Trump is back in the White House, as you already know, and he’s going to change everything in every way. The changes we’re here to discuss today are economic, specifically, and could directly affect retirees and those who are almost at the end of the workday.
Talking about politics, and especially political changes, turns into complicated discourse and data that we don’t fully understand.
Although nothing is confirmed yet and it’s difficult to predict exactly what measures the Trump administration will approve, his proposals won’t leave anyone indifferent, and we’ll try to explain them to you as simply as we can.
Lower taxes for retirees?
One of the things Trump has made clear is that he wants to continue cutting the taxes he left unfinished in 2017. This means we could continue paying less in taxes for a while longer. For retirees, of course, this is good news, but… what will happen to the taxes on Social Security checks? Well, Trump has briefly mentioned the possibility of eliminating them. This means that if you currently receive Social Security and other payments, the Social Security Administration (SSA) may consider up to 85% of these benefits taxable, meaning they will take a portion of those earnings. Sounds incredible, right? But now let’s think about the problems this could cause.
If Social Security is already struggling financially and stops receiving tax money… it could run out of funds faster than expected. If that happens, they’d have to implement cutbacks in other areas, so we’re not sure that measure would be a good thing in the not-too-distant future.

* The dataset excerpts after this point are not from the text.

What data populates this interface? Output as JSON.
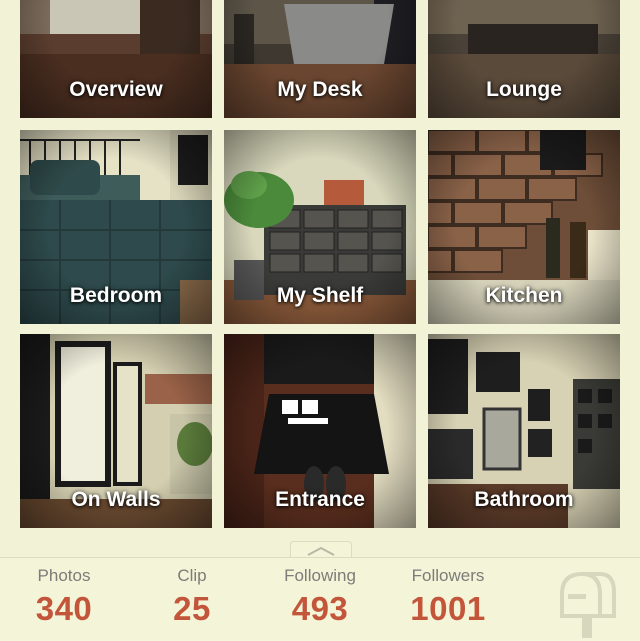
{
  "tiles": [
    {
      "label": "Overview"
    },
    {
      "label": "My Desk"
    },
    {
      "label": "Lounge"
    },
    {
      "label": "Bedroom"
    },
    {
      "label": "My Shelf"
    },
    {
      "label": "Kitchen"
    },
    {
      "label": "On Walls"
    },
    {
      "label": "Entrance"
    },
    {
      "label": "Bathroom"
    }
  ],
  "stats": {
    "photos": {
      "label": "Photos",
      "value": "340"
    },
    "clip": {
      "label": "Clip",
      "value": "25"
    },
    "following": {
      "label": "Following",
      "value": "493"
    },
    "followers": {
      "label": "Followers",
      "value": "1001"
    }
  },
  "icons": {
    "handle": "chevron-up-icon",
    "mailbox": "mailbox-icon"
  },
  "colors": {
    "background": "#f2f3d6",
    "stat_value": "#c2553a",
    "stat_label": "#7c7c78"
  }
}
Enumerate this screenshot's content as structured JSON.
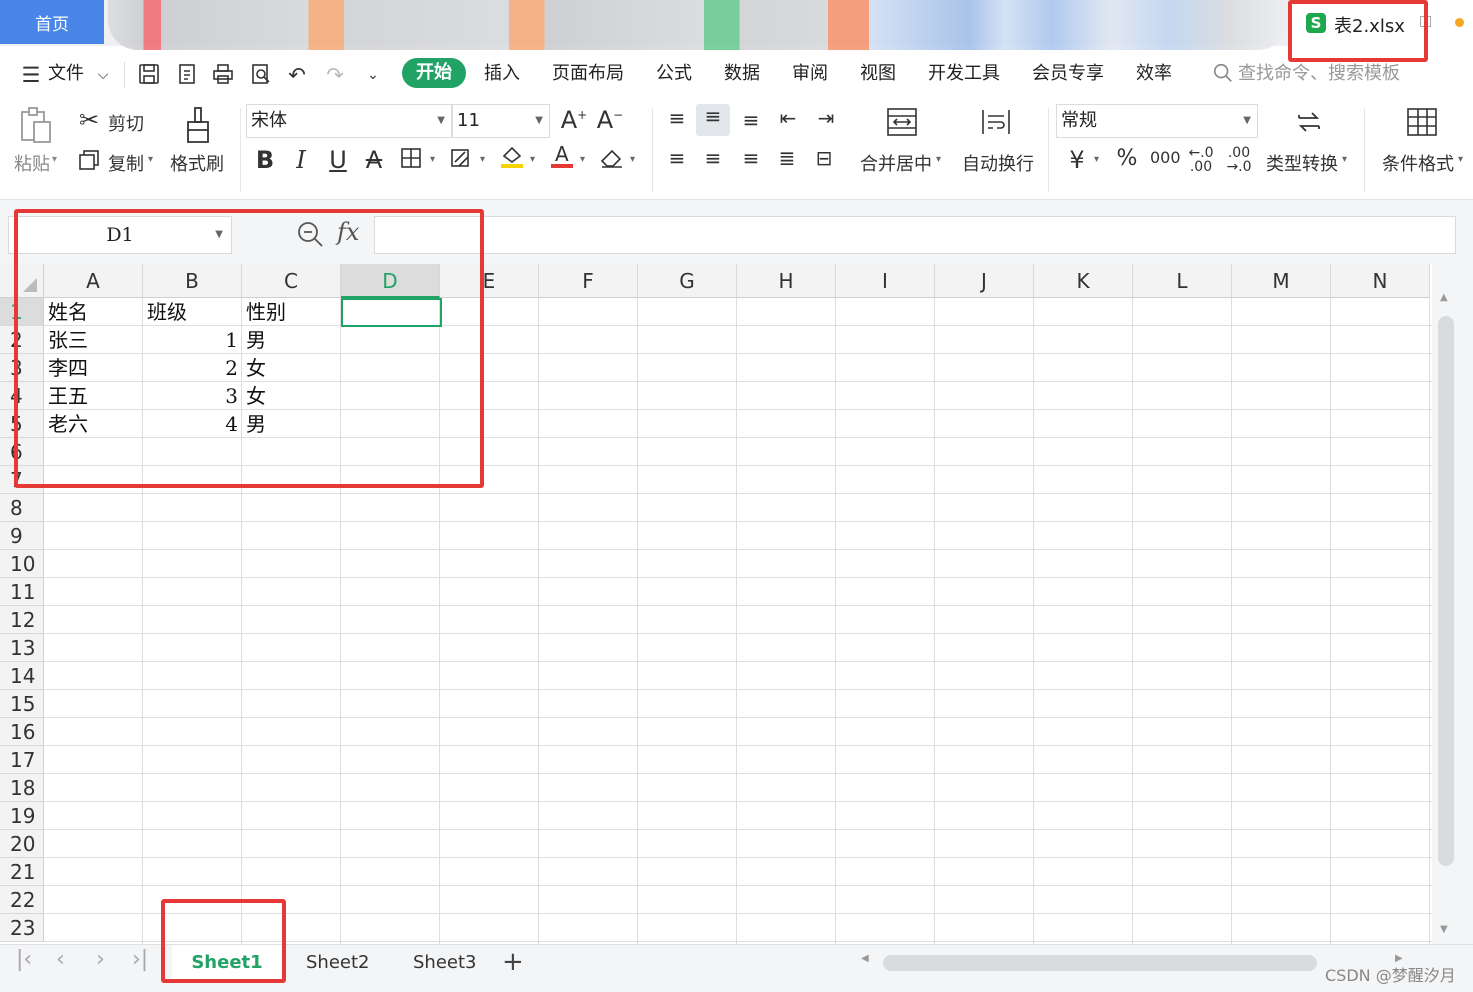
{
  "titlebar": {
    "home_tab": "首页",
    "file_name": "表2.xlsx",
    "file_icon_letter": "S"
  },
  "menu": {
    "file": "文件",
    "tabs": [
      "开始",
      "插入",
      "页面布局",
      "公式",
      "数据",
      "审阅",
      "视图",
      "开发工具",
      "会员专享",
      "效率"
    ],
    "active_tab": "开始",
    "search_placeholder": "查找命令、搜索模板"
  },
  "ribbon": {
    "paste": "粘贴",
    "cut": "剪切",
    "copy": "复制",
    "format_painter": "格式刷",
    "font_name": "宋体",
    "font_size": "11",
    "merge_center": "合并居中",
    "wrap_text": "自动换行",
    "number_format": "常规",
    "type_convert": "类型转换",
    "conditional_format": "条件格式",
    "currency_symbol": "¥",
    "percent_symbol": "%",
    "thousands_symbol": "000"
  },
  "formula_bar": {
    "name_box": "D1",
    "fx_label": "fx",
    "formula_value": ""
  },
  "grid": {
    "columns": [
      "A",
      "B",
      "C",
      "D",
      "E",
      "F",
      "G",
      "H",
      "I",
      "J",
      "K",
      "L",
      "M",
      "N"
    ],
    "rows": [
      "1",
      "2",
      "3",
      "4",
      "5",
      "6",
      "7",
      "8",
      "9",
      "10",
      "11",
      "12",
      "13",
      "14",
      "15",
      "16",
      "17",
      "18",
      "19",
      "20",
      "21",
      "22",
      "23"
    ],
    "selected_cell": "D1",
    "cells": [
      [
        "姓名",
        "班级",
        "性别"
      ],
      [
        "张三",
        "1",
        "男"
      ],
      [
        "李四",
        "2",
        "女"
      ],
      [
        "王五",
        "3",
        "女"
      ],
      [
        "老六",
        "4",
        "男"
      ]
    ]
  },
  "sheets": {
    "tabs": [
      "Sheet1",
      "Sheet2",
      "Sheet3"
    ],
    "active": "Sheet1"
  },
  "watermark": "CSDN @梦醒汐月",
  "colors": {
    "accent_green": "#21a366",
    "home_blue": "#4a86e8",
    "annotation_red": "#e53935"
  }
}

Social Security money at risk
If you’re wondering if there will still be money for Social Security, Trump has made it clear he won’t touch a single cent, which means payments don’t have to change and will continue to arrive as they are now. But, if we do the math… If everything continues as it is now, the pension pot will end up emptying in the next ten years, and that will cause monthly payments to drop significantly.
No options?
Yes, two options have been proposed. The first, which we won’t like at all, even though it makes sense, is to raise taxes, but Trump isn’t in favour of it. The second is to reduce retirement benefits, change the program, or even raise the retirement age.
What about 401(k) retirement plans?
If you have a 401(k) retirement plan or invest in the stock market, this part is of interest to you. Trump has promised to further reduce corporate taxes, which could cause stocks to rise and, with them, the value of the savings in these plans.
But there are also risks. Trump is known for making strong decisions on trade and imposing rather harsh tariffs (taxes on foreign products). It remains to be seen whether this will translate into inflation and raise the price of basic goods, ultimately affecting the purchasing power of retirees… In short, if the economy is doing well, retirees could see their savings grow. But if there are trade conflicts or problems with inflation, things could get complicated.
And what about Medicare?
Health care remains one of retirees’ biggest concerns. During Biden’s presidency, a law was passed limiting the price of medications (such as insulin, for example, which is necessary for people with diabetes). Trump has criticized this law, of course, and has hinted that he might repeal it, so… some medications could indeed increase in price. Furthermore, he has always been against Obamacare (the healthcare system that provides subsidies to millions of people), so if he tries to dismantle it again, access to certain benefits could become more complicated.
What about immigration?
Trump has threatened mass deportations regardless of whether individuals have stable jobs or play an active role in the U.S. economy. Those who have not regularized their immigration status could face removal under his policies.